– Membahas secara mendalam fenomena pindahnya pro player MOBA lain ke Mobile Legends
– Apa sebenarnya alasan mereka untuk pindah game?
Di luar kemeriahan MPL Season 5, gelaran esports terakbar Mobile Legends di Indonesia ini menyimpan fenomena yang cukup menarik untuk diselisik. Mungkin kalian telah melihat permainan gemilang offlaner RRQ, R7, atau carry debutan ONIC Esports, CW. Yap, kedua pemain ini memiliki kesamaan. Mereka adalah pemain “pindahan” dari cabang game esports lain, tepatnya Dota 2 dan Arena of Valor (AOV).
Menariknya, ternyata masih ada beberapa pemain lain yang juga mengambil keputusan untuk “hijrah” ke Mobile Legends hingga berlaga di MPL Season 5. Sebut saja Susugajah (AURA) dan Rasy (ONIC) dari AOV, Dreams dan Bravo (Bigetron) dari League of Legends, hingga Rusman (skuad MDL RRQ) dan Acil (pelatih Genflix Aerowolf) yang dulu dikenal sebagai bintang Dota 2 di Indonesia.
Satu demi satu para pemain profesional pindah ke kancah Mobile Legends. Padahal di cabang sebelumnya mereka mampu menunjukkan permainan yang kompetitif. Bahkan sudah berhasil meraih prestasi. Hal ini pun menimbulkan sebuah pertanyaan: mengapa mereka pindah? Apakah Mobile Legends lebih menjanjikan ketimbang cabang game esports lainnya?
Nah, KINCIR pun akan menjawab pertanyaan-pertanyaan di atas untuk mengupas lebih dalam mengenai fenomena tersebut. Yuk simak di bawah ini!
Mobile Legends, Skena Esports Paling Menjanjikan di Indonesia?
Sejak kehadirannya pada 2016 lalu, Mobile Legends telah berhasil menarik perhatian masyarakat Indonesia. Buktinya, hingga kini MOBA garapan Moonton ini telah diunduh lebih dari 100 juta kali Google Play Store.
Sebagai publisher, Moonton kerap memanjakan para penggemar dengan menghadirkan berbagai pembaruan konten in-game. Enggak hanya itu, mereka juga kerap menghadirkan turnamen-turnamen untuk menghidupkan komunitas Mobile Legends di Indonesia.
MPL atau Mobile Legends Professional League menjadi kasta tertinggi dari skena kompetitif game ini. Memulai Season 1 pada 2017, ajang ini pun digelar rutin setiap 6 bulan sekali dan baru saja menyelesaikan Season 5 pada April 2020.

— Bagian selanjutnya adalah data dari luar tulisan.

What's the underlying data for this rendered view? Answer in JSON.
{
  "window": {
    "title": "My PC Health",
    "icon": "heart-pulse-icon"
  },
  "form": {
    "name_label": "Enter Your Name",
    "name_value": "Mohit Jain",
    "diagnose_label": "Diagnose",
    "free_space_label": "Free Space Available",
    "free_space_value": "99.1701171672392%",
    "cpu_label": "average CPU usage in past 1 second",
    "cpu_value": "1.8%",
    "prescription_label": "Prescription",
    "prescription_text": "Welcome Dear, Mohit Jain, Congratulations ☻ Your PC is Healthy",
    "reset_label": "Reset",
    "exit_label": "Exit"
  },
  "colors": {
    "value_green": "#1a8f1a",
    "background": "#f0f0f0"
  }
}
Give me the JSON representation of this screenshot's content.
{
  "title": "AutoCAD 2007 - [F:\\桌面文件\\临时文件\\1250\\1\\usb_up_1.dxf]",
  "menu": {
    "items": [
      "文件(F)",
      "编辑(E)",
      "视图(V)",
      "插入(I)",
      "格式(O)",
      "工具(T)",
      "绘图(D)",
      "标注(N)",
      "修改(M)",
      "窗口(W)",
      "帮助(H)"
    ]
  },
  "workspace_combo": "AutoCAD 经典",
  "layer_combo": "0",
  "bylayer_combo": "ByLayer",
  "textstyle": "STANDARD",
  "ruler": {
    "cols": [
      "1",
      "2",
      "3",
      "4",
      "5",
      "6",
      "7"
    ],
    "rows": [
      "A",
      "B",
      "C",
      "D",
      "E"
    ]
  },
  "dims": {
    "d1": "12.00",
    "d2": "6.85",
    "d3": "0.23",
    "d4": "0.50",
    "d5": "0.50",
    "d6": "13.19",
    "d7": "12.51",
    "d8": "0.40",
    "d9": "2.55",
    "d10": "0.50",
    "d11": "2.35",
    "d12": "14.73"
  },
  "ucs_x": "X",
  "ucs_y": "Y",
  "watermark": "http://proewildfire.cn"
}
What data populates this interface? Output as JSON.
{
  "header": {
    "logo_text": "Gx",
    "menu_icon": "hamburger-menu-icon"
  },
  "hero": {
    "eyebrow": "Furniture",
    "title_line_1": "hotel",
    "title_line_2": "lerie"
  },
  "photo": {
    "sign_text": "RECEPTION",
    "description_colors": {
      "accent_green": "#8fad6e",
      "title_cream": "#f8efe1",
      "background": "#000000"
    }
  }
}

Walaupun semakin sulit untuk berlaga di ajang ini karena adanya sistem franchise league yang telah dimulai sejak MPL Season 4 lalu, Moonton pun menggelar ajang kasta kedua yang bernama Mobile Legends Developmental League (MDL).
Enggak hanya itu, Moonton juga mengadakan Mobile Southeast Asia Cup (MSC) sebagai turnamen kancah Asia Tenggara setiap satu tahun sekali setiap season ganjil di ajang MPL. Di 2019 lalu, game ini juga telah melebarkan sayapnya dengan mengadakan turnamen kelas internasional bertajuk M1 Championship yang diadakan di Malaysia.
Melihat data dari Esports Chart, gelaran Grand Final MPL Season 5 lalu berhasil menyedot perhatian penggemar Mobile Legends sebanyak 1,163 juta penonton. Gelaran ini pun juga hampir menyamakan The International 9 yang menyentuh 1,969 juta.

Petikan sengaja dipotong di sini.